A macOS onboarding runbook is false-green when it reads fine to a human but assigns admin-only steps to a Standard (non-admin) user — the gen16 audit failed exactly here (a Standard user couldn't brew install). This skill turns that audit into a mechanical, replayable gate: runbook_lint.py parses a runbook and reports privilege-correctness violations, with RED→GREEN fixtures (fixtures/, tests/).

Run it

python3 lint_cli.py path/to/onboarding-RUNBOOK.md   # exit 1 if any violation
python3 -m pytest tests/                            # the RED→GREEN gate

Rules

RuleWhat it catches
privileged-in-standard-phaseA privileged command (brew tap/trust/install, --cask, sudo, npm install -g) inside a Standard-tagged phase.
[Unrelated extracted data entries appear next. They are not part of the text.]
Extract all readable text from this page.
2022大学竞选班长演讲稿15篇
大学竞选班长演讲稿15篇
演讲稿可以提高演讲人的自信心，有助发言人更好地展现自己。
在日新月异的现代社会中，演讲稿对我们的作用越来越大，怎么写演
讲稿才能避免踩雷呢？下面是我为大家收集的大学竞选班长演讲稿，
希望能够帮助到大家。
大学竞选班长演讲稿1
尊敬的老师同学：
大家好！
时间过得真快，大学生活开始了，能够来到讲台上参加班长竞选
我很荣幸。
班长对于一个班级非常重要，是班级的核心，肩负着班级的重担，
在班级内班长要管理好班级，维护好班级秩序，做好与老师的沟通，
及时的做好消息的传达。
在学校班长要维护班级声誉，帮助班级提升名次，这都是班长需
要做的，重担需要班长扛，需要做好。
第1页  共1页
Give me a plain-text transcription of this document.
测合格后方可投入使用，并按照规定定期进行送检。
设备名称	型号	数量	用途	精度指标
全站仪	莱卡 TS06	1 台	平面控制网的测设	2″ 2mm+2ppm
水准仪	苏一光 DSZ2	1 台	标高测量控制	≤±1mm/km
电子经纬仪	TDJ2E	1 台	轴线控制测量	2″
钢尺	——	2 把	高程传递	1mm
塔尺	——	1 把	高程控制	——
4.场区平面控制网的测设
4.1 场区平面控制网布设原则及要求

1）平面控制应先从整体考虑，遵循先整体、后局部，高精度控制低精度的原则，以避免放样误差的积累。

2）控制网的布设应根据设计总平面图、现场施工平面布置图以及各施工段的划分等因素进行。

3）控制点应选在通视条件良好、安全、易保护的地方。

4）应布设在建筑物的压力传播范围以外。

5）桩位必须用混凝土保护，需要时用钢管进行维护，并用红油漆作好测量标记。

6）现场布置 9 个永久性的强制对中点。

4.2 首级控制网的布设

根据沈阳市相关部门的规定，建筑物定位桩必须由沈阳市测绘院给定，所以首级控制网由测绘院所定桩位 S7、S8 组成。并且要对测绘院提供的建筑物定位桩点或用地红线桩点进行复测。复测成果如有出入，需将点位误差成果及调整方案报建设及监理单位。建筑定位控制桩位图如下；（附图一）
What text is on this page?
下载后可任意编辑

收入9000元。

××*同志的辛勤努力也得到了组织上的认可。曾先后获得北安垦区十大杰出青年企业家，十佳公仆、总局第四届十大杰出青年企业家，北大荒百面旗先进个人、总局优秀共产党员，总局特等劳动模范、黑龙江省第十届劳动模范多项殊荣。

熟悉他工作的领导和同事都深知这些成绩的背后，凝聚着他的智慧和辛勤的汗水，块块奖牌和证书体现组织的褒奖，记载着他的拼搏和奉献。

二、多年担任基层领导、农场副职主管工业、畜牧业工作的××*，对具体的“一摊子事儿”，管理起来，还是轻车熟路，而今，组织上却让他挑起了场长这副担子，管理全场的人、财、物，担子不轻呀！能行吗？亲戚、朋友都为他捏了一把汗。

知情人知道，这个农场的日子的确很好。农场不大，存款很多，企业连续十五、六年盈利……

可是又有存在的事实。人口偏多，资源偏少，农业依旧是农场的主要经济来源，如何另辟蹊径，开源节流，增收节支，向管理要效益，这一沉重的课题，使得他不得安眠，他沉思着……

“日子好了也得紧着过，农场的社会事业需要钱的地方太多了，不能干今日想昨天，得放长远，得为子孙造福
Scans only fenced code blocks, so prose prohibitions ("happy-camper must not run brew install") and comments never false-fire. npm install -g is exempt when the runbook establishes a per-user npm prefix (then it writes to user space).
cask-before-prereqsA brew install --cask with no Prerequisites / Phase-0 preflight section earlier in the document.
receipt-not-bundle-verifyEnd-state verification that trusts the cask receipt (brew list --cask) but never checks the on-disk bundle (/Applications/…app, --version, a bundle ls). A receipt is false-green; the on-disk bundle is the truth.
inconsistent-identifier-spellingLoad-bearing identifiers spelled in near-duplicate forms, such as happy-camper vs happy-campep or VoiceBar vs Voicebar. Scans prose and code, but only treats code/code-span identifiers and CamelCase names as load-bearing so heading prose does not false-fire.
prereq-incompletenessDeveloper tools used in fenced code (bun, brew, rustup, node, git, etc.) but not named in a Prerequisites / preflight section.

Phase classification

Phases are split on ## … headers and tagged admin / standard / neutral from role cues (admin, machine-wide vs Standard, happy-camper, user space, without admin). A header naming the Standard user wins (it's the privilege-sensitive one).